二 よって判断するに、民事訴訟法二三条一項は財産権上の請求の併合の場合の訴額合算について規定するところ、同項の「一の訴を以て数個の請求を為すとき」とは、訴提起時から併合されている原始的併合の場合のみならず、訴えの追加的変更などの後発的併合の場合をも含むというべきであり、原則として各請求の価額を合算して訴額を定めるべきであるが、複数の請求の経済的利益が重複している場合には、各請求のうち最も多額な請求の価額により訴額を定めるべきである。(最判昭和四九・二・五民集二八―一―二七参照)
三 これを本件事件についてみるに、一件記録によれば、第一請求は本件家屋の賃貸借契約終了による明渡を請求するものであり、第二請求は本件土地所有権に基づき本件工作物の収去並びに本件土地の明渡を求めるものであること、本件家屋の固定資産税の課税標準価額は一〇、八〇〇円(昭和五二年)であり、本件土地の右同価額は一、九七八、五〇〇円(昭和五三年)であること、本件土地の面積は一〇四・七二平方メートル、本件工作物の直接の敷地の面積は概ね三六・六平方メートル(六・一メートル×六メートル)であることが認められる。

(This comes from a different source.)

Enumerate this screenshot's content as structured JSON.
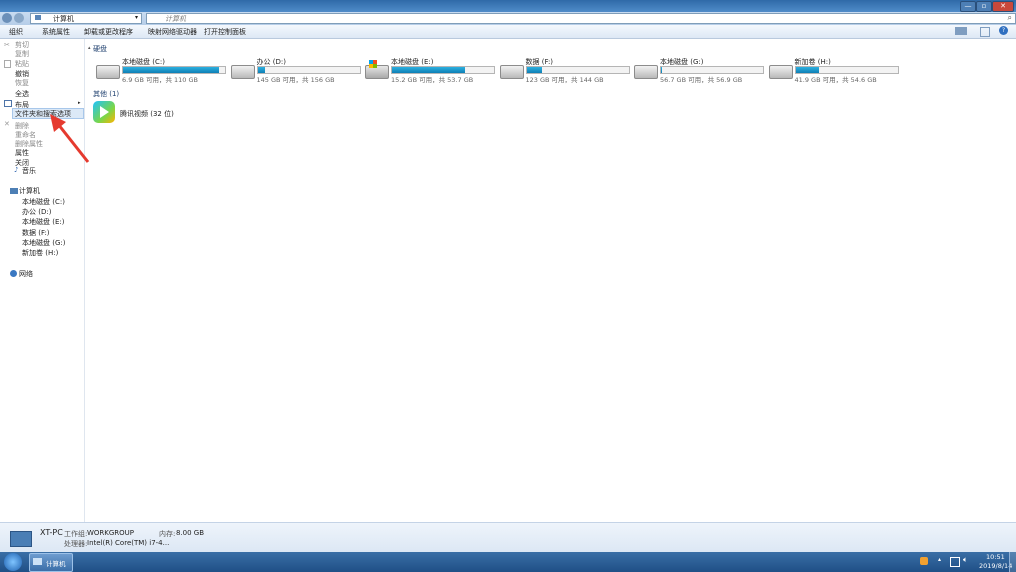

右認定事実によれば、第一請求の経済的利益は直接的には本件家屋の占有を回復することであり、本件土地の占有を回復することは間接的な経済的利益にすぎず、したがってその訴額は本件家屋の前記価額の二分の一(五、四〇〇円)を基準に定めるのが相当である(最高裁昭和三一年一二月一二日民事甲第四一二号民事局長通知「訴訟物の価額の算定基準について」<以下単に「訴額通知」という。>参照)が、第二請求の経済的利益は、少なくとも本件土地のうち本件工作物の敷地部分の占有を回復することにあり、本件工作物の収去はそのための手段方法にすぎず、その訴額は右敷地部分の前記価額六九一、七四六円(本件土地の価額の一〇四・七二分の三六・六)の二分の一を下らない(訴額通知参照)というべきである。そうすると第一請求と第二請求の訴額を合算する場合はいうまでもなく、両請求の経済的利益が重複するとみても、その最も多額な請求の価額である第二請求の訴額(三四五、七四六円)は三〇万円を超過することが明らかであり、本件事件は地方裁判所の事物管轄に属するものというべきである。
四 したがって、本件抗告申立は理由があるから、原決定を取消し、本件を京都地方裁判所へ移送することとし、主文のとおり決定する。